In 1977 a newly elected Indian government demanded that we partner with an Indian company and disclose the secret formula, which we refused to do. Then we packed our bags and left the world’s second most populous country. For those who believe the secret formula is nothing more than a marketing myth, let India be a lesson. In defense of our secret formula, we walked away from a market of a billion people, as did IBM after refusing to reveal its source code.
India began liberalizing its economy in the early 1990s under Manmohan Singh, then the finance minister and now the prime minister. Coke had the opportunity to return.
As the reentry slowly progressed under John Hunter, I gained India as part of my territory in 1993, although I lost Africa to Carl Ware. I liked and respected Carl but was very unhappy about this decision because of my lifelong ties to Africa. Also, without Africa, the sales volume in my group was diminished by half since sales in the Indian market were minuscule at the time. Once again, I was given a turnaround market.

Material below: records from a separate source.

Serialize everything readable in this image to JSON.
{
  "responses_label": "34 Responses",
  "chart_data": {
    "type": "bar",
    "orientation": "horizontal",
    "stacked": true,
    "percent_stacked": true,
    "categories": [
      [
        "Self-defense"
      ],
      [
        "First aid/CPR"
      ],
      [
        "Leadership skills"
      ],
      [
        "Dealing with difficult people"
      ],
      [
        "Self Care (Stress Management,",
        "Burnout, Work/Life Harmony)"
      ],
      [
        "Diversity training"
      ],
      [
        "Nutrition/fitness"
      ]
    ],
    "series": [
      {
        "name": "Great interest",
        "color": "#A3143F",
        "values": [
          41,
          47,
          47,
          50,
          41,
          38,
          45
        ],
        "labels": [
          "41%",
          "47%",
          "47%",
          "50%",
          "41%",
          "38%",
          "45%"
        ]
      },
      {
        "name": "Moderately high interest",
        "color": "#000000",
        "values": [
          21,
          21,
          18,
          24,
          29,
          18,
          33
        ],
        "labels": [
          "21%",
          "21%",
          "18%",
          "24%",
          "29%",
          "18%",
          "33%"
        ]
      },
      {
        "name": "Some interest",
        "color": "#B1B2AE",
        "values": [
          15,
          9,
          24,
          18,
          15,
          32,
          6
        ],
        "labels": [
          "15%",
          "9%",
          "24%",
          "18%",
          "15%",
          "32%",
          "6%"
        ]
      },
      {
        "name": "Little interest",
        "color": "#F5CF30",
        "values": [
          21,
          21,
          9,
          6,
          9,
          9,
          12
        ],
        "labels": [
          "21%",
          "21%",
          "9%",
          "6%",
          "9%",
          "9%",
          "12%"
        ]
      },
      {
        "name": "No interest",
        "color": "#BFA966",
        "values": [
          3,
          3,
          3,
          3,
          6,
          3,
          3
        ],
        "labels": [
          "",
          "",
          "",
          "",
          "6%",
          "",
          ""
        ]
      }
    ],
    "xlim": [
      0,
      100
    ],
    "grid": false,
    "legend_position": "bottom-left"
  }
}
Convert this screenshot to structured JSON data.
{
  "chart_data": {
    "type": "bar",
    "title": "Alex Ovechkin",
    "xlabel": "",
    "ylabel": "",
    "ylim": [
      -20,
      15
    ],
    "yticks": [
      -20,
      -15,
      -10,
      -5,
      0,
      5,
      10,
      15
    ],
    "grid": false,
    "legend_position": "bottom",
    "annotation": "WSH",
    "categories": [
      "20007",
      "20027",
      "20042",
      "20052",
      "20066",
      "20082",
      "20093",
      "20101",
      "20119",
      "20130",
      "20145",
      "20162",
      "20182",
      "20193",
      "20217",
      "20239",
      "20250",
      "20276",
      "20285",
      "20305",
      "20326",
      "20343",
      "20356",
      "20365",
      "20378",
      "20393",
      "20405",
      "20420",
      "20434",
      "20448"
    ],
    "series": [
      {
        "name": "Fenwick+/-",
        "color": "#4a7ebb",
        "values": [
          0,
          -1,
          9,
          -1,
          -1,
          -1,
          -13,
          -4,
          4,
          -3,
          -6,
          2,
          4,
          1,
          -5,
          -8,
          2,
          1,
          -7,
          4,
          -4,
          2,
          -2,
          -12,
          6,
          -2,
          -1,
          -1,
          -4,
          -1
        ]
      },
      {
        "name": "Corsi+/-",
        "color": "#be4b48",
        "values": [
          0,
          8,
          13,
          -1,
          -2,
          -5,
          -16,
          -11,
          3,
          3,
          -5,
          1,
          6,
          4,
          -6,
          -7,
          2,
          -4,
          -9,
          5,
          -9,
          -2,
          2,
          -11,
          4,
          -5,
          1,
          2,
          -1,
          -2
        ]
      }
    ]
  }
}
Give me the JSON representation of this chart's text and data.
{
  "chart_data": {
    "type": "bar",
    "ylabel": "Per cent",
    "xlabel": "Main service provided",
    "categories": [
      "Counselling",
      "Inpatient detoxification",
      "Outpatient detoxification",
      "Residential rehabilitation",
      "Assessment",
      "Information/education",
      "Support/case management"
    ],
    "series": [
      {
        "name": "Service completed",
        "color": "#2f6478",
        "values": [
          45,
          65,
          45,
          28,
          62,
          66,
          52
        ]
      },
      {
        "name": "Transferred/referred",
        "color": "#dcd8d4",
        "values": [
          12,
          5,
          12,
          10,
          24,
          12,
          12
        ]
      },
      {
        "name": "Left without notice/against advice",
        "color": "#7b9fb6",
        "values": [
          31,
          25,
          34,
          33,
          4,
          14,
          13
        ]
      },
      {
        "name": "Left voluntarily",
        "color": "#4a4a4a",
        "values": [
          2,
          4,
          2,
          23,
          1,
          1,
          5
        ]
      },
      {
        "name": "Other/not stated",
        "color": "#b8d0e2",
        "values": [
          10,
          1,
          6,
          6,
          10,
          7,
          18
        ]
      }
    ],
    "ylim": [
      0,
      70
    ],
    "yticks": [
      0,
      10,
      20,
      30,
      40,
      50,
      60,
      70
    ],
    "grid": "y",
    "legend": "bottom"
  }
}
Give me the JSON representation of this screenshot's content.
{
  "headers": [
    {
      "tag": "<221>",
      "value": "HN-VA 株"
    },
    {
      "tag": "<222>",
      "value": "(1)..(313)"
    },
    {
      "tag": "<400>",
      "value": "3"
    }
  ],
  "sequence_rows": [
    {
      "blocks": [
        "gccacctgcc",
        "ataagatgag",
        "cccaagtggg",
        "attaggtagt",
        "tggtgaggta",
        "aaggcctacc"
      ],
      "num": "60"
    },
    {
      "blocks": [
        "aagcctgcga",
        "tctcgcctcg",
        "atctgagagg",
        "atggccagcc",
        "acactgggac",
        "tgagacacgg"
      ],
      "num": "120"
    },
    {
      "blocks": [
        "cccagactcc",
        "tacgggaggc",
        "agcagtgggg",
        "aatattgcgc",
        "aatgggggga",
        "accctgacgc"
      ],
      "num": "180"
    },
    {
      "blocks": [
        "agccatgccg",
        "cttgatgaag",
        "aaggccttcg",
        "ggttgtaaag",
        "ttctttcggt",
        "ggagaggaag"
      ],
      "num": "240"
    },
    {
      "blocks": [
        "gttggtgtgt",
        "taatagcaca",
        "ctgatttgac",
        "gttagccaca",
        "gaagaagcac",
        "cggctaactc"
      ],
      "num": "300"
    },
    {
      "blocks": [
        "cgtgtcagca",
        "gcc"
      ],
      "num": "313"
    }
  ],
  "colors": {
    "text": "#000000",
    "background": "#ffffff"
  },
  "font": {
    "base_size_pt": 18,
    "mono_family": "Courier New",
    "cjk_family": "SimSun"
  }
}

It was a blow and I considered leaving the company for the first time since that night in Germany when Heinz Wiezorek and I vowed to resign. The difference now was that I would soon turn fifty and retirement was within reach. I was going to have to live with it. I told Pamela, “I’m going to build what I have into something as big as what I used to have. I’ll show them just what I can do.” I also was reassured by Don Keough and John Hunter that the move was in no way performance related but situational and that my future was still bright.
India proved to be a very interesting, enjoyable, and challenging assignment. It was equally the most fascinating country I’ve ever worked in and the most frustrating. The images in my memory of India are stunning. Pamela and I will never forget the Beating of the Retreat in Delhi, a military ceremony dating back to the 1600s. It’s theater like you’ve never seen, held each year in January, in front of the Parliament Building. As the sun sets, spotlights illuminate the Camel Corps. The best military bands play and soldiers march past the reviewing stand. There are soldiers playing bagpipes, wearing kilts. As a bugler sounds the call for retreat, the Indian flags are slowly lowered and the bands march away. Close your eyes and you will believe the British raj never left.
When I assumed responsibility for India, Coke’s reentry was at a very tentative stage. Coca-Cola, under Hunter’s direction, had formed a joint venture with Rajan Pillai, who had gained control of Indian-based cookie-maker Britannia Biscuits. Pillai had also purchased the Asian operations of RJR Nabisco, with the help of a group of investors, including RJR’s former CEO, F.